Her gün yaptığım gibi ormanı temizlemeye çıkmıştım. Orman benim evim, temiz tutmak da benim görevim. Derken bir kız beliriverdi. Kırmızı başlık ve peleriniyle çok şüpheli bir görünümü vardı. Kimin aklına gelir bu garip kıyafeti giymek. Bir kurnazlık peşindeydi mutlaka. Bir süre dikkatle izledim bu garip kızı. Elinde taşıdığı üzeri örtülü sepette kim bilir ne taşıyordu!…
Yürüyüşü bile normal değildi. Bir sağa bir sola zıplaya zıplaya koşuyordu. Yanına yaklaşıp ne yaptığını sorunca bana büyükannesinin evine gittiğini söyledi ama gel de inan. Yine de bıraktım peşini kendi işime döndüm. Fakat gel gör ki aklım o kıza takıldı bir kere… Bir gidip bakayım doğru mu söyledikleri dedim kendi kendime: gerçekten böyle bir büyükanne var mı? Orman benim evim. Ben hem ev sahibiyim, hem de diğer orman sakinlerine karşı sorumluyum. Tamam dünya geçici ve fani ama olsun.
Neyse uzatmayayım… Gittim, baktım ve gerçekten bir büyükanne buldum. Sorduğum da “evet o küçük kız benim torunum” dedi. O nasıl anne babadır ki o küçücük kızı yalnız başına ormana salıyorlar bu da küçük bir ayrıntı yani.. büyükanne torunu olduğunu söyleyince ben de sorumlu bir kişi olarak; “bu küçük kız yabancılarla konuşulmayacağını öğrenememiş daha!…” dedim ve anlattım küçük kızla karşılaşmamı…
Büyükanne de ürperdi ve birlikte küçük kıza bir ders vermeye karar verdik. O yatağın altına saklandı, ben onun geceliğini giydim, başlığını taktım ve yatağına yattım. (İğrendim elbette ki o yatağa yatmaktan çünkü çok titiz biriyimdir ama söz konusu küçük bir kızın hayatı öğrenmesi olunca katlandık işte)küçük kız birazdan içeri girdi. Seslendi cevap verdim. Ne şaşkın bir çocuk”.. beni büyükannesi sanıvermişti bile.

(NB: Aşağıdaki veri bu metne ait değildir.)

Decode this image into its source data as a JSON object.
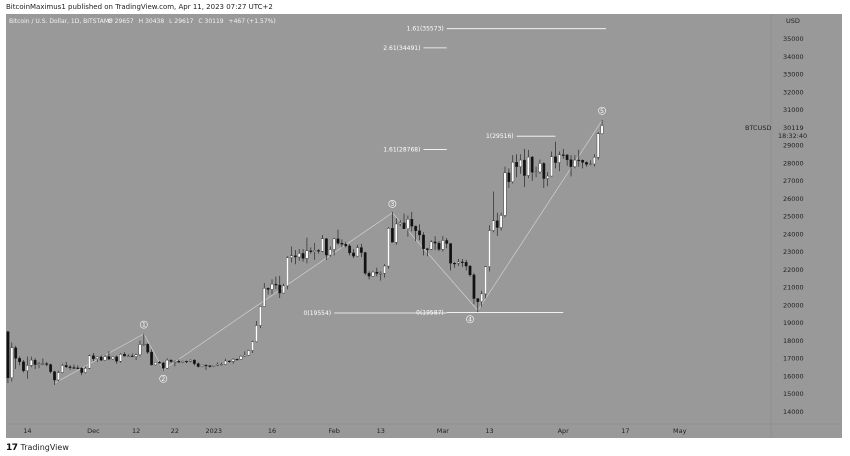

Ben benim büyükannemi değil sesinden, kokusundan bile tanırım oysa ki. Neyse bunlar bir şey sayılmaz, daha neler yaptı bilseniz . Kulaklarımın niçin büyük olduğunu sordu. Ne ayıp şey hiç sorulur mu”… yine de çocukluğuna verip yumuşak bir sesle cevapladım. “seni daha iyi duyabilmek için” , Ama yetinmedi bu sefer kalkıp da burnumun niçin büyük olduğunu sormaz mı!… Ana babası bu kıza hiç mi terbiye vermemişti. Ben zaten burnumu kendime kompleks yapmış biriyim, uzun zamandır takıntılarım öz -güvenim sallantıda. Yine aldırmamaya çalışırken bu sefer de ağzımın kocaman olduğunu yüzüme vurmaz mı!.. Tabiki kızdım, siz olsanız kızmaz mıydınız?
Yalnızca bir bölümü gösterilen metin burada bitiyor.